Once again, citizens are bearing the brunt of a governance vacuum at the local level. When municipal systems fail, civic regulation collapses and basic services grind to a halt, the problem is rarely a lack of laws or policies. It is the absence of empowered, elected local governments. Successive governments have refused to take the third tier of governance seriously. Article 140-A of the constitution obliges provinces to establish local governments with political, administrative and financial authority. This was intended to bring power closer to the people and ensure that decisions affecting daily life were made by representatives rooted in the community. Yet, more than a decade after the 18th Amendment, this promise remains largely unfulfilled.

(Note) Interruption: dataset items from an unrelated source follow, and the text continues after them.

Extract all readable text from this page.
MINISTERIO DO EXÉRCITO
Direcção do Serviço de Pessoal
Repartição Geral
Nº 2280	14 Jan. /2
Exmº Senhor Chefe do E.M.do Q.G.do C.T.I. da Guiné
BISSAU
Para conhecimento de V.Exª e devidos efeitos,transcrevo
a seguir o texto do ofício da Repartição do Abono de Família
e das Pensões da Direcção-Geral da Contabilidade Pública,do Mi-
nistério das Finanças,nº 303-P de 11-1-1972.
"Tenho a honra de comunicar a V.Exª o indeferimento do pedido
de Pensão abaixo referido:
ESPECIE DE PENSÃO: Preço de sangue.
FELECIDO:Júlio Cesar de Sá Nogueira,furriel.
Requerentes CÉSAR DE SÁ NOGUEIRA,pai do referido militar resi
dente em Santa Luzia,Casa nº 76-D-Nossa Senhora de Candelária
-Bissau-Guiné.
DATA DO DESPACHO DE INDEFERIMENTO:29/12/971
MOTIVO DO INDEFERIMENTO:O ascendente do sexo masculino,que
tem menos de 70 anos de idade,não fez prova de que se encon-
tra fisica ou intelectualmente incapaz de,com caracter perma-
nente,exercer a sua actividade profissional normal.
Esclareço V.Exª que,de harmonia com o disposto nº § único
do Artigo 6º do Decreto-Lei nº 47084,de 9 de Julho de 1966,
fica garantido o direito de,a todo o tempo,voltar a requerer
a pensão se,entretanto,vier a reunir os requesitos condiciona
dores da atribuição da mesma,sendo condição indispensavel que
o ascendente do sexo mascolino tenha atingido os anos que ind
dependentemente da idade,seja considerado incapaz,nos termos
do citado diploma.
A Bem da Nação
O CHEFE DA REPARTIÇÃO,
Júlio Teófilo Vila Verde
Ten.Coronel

Provinces have resisted meaningful devolution, disrupted tenures, altered structures and withheld financial powers. The result is a system that exists on paper but is hollow in practice. The situation in Islamabad is a particularly stark illustration of this dysfunction. The federal capital went more than four years without elected local representatives, caught in bureaucratic disputes and legal wrangling over administrative arrangements. Even now, the local bodies elections to be held next month are said to be uncertain.
The consequences are visible everywhere. Cities expand without planning. Drainage and sanitation systems are neglected until they collapse. In functioning systems, these matters are handled quietly and efficiently by local authorities. In Pakistan, they become national issues because there is no credible local tier to manage them. Local governments are the most immediate expression of representative rule. They are where citizens first encounter the state, not as an abstraction but as a service provider. When this tier is missing or weakened, the distance between the citizen and the state grows. People are forced to seek help from provincial secretariats or political patrons for matters that should be resolved at the neighbourhood level. Provincial governments often justify their reluctance to devolve power by citing concerns about capacity, efficiency or uniformity. These arguments do not withstand scrutiny. Capacity is built through authority, and uniformity imposed from above cannot substitute for responsiveness on the ground.
Financial autonomy is the most critical missing piece. Without the power to levy local taxes and control spending, local governments cannot function. They become dependent on provincial grants, vulnerable to political pressure and unable to plan. A local council that cannot decide how to spend its own money is not a government in any meaningful sense. And the damage extends beyond service delivery. Weak local governance distorts development priorities. It favours large, visible projects over everyday needs and encourages a culture of dependency rather than participation. There is also a fiscal dimension. When the tier closest to the people is starved of resources and authority, the state relies more heavily on external assistance and emergency funding. Problems that could be resolved cheaply and early become expensive and urgent. The country lurches from crisis to crisis, borrowing to patch holes that should never have opened. If Pakistan is serious about governance reform, urban management and democratic credibility, it must stop treating local governments as expendable.